Sue and her loving husband Kent who has helped her learn to live with GCA.
Sue and her loving husband Kent who has helped her learn to live with GCA.

In August of 2012 Sue started to experience bad head and neck aches as well as increased tiredness and day and night sweats.

“I’m not a headache person, so I did think it was a bit unusual, but I didn’t present to the doctor for a couple of months,” she said.

“I was then admitted to Wakefield Hospital in November 2012. I went in on no medications – I came out on a pile of stuff!

Prescribed prednisolone, a steroid medication, Sue was unaware of the myriad of side effects this drug would give her. She has since battled with agitation, fogginess, muscle dystrophy, dryness of skin and overall tiredness.

“The prednisolone caused me to lose bone density – I’d lost six percent by March after my diagnosis. It also made my cataracts grow to the point that I couldn’t see – I had to teach my students by ear before I had eye surgery,” she said.

“Your world does become a bit smaller on this treatment. There is a bit of frustration that this drug makes you look quite well – when you are really not feeling that way.”

Fortunately, Sue was recommended she see A/Prof Catherine Hill, rheumatologist at the The Queen Elizabeth Hospital (TQEH) who wants to change the patient experience for those living with an inflammatory disease and being treated with steroids over a long period of time.

“Up to 85 per cent of patients using steroids as a long term treatment will experience side effects and the dilemma for many of these people is that they are unable to stop using steroids because their symptoms cannot be controlled without them,” A/Prof Hill said.

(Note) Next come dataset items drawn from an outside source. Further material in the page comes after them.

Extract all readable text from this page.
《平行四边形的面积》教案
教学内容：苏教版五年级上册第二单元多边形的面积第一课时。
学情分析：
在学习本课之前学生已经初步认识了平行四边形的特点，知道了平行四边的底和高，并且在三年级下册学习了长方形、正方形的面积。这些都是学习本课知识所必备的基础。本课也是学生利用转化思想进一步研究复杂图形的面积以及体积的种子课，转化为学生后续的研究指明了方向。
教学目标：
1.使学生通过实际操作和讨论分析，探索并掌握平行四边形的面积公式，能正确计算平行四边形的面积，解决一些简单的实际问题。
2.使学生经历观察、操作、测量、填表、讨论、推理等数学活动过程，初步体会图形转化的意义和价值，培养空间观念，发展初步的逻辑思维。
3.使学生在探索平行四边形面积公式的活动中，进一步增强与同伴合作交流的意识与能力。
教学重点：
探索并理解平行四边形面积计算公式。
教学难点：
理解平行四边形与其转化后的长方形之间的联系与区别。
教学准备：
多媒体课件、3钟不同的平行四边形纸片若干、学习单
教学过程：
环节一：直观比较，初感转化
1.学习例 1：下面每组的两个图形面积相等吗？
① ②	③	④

“Some side effects are easy for doctors to measure, such as blood pressure and blood sugar. However others, such as a change in body shape or mood swings, are much more difficult.

“We want to prioritise the patient experience and hope to inform the development of specific and accurate measure of steroid side effects, which may change treatment methods.”

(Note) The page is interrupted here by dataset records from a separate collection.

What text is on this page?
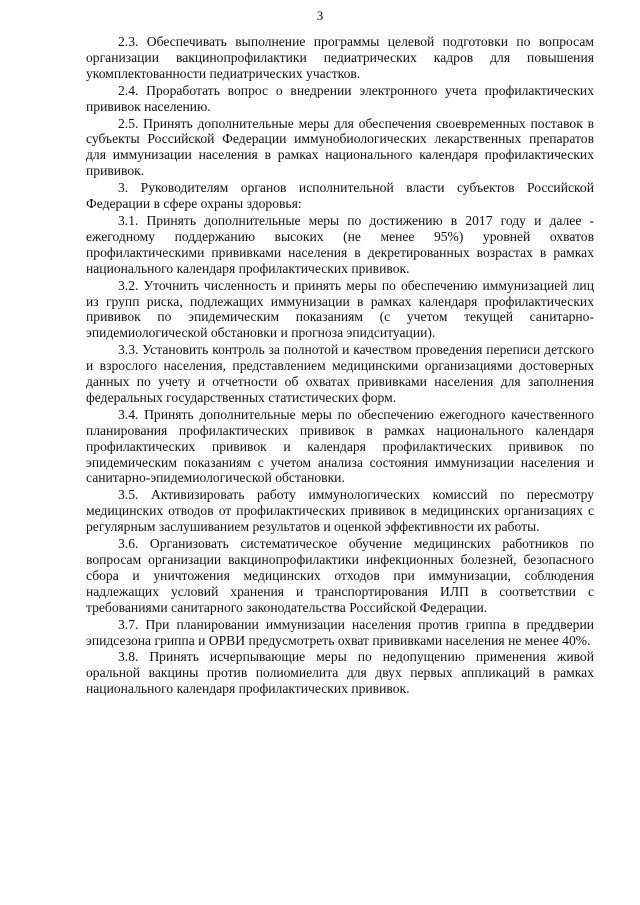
3

2.3. Обеспечивать выполнение программы целевой подготовки по вопросам организации вакцинопрофилактики педиатрических кадров для повышения укомплектованности педиатрических участков.

2.4. Проработать вопрос о внедрении электронного учета профилактических прививок населению.

2.5. Принять дополнительные меры для обеспечения своевременных поставок в субъекты Российской Федерации иммунобиологических лекарственных препаратов для иммунизации населения в рамках национального календаря профилактических прививок.

3. Руководителям органов исполнительной власти субъектов Российской Федерации в сфере охраны здоровья:

3.1. Принять дополнительные меры по достижению в 2017 году и далее - ежегодному поддержанию высоких (не менее 95%) уровней охватов профилактическими прививками населения в декретированных возрастах в рамках национального календаря профилактических прививок.

3.2. Уточнить численность и принять меры по обеспечению иммунизацией лиц из групп риска, подлежащих иммунизации в рамках календаря профилактических прививок по эпидемическим показаниям (с учетом текущей санитарно-эпидемиологической обстановки и прогноза эпидситуации).

3.3. Установить контроль за полнотой и качеством проведения переписи детского и взрослого населения, представлением медицинскими организациями достоверных данных по учету и отчетности об охватах прививками населения для заполнения федеральных государственных статистических форм.

3.4. Принять дополнительные меры по обеспечению ежегодного качественного планирования профилактических прививок в рамках национального календаря профилактических прививок и календаря профилактических прививок по эпидемическим показаниям с учетом анализа состояния иммунизации населения и санитарно-эпидемиологической обстановки.

3.5. Активизировать работу иммунологических комиссий по пересмотру медицинских отводов от профилактических прививок в медицинских организациях с регулярным заслушиванием результатов и оценкой эффективности их работы.

3.6. Организовать систематическое обучение медицинских работников по вопросам организации вакцинопрофилактики инфекционных болезней, безопасного сбора и уничтожения медицинских отходов при иммунизации, соблюдения надлежащих условий хранения и транспортирования ИЛП в соответствии с требованиями санитарного законодательства Российской Федерации.

3.7. При планировании иммунизации населения против гриппа в преддверии эпидсезона гриппа и ОРВИ предусмотреть охват прививками населения не менее 40%.

3.8. Принять исчерпывающие меры по недопущению применения живой оральной вакцины против полиомиелита для двух первых аппликаций в рамках национального календаря профилактических прививок.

Sue has had five relapses since being diagnosed with GCA and both she and her husband Kent are very thankful for the support of A/Prof Hill and her team at TQEH.

“The team at TQEH have been wonderful. I see Catherine monthly, or sometimes every second month, but she is always there when I need her,” Sue said.

Sue also spent a year on Tocilizumab, a drug currently in clinical trials in the United States and Europe.

“I was happy to do it in the hope that it might help me get off some of the prednisolone but also to help people experiencing a similar journey,” Sue said.

For Sue, it’s been the support of her husband Kent that has helped her through her GCA journey and just recently she made her first public piano performance since being diagnosed.

“I have a really wonderful husband! He has been with me right from the start of this journey, every step of the way.”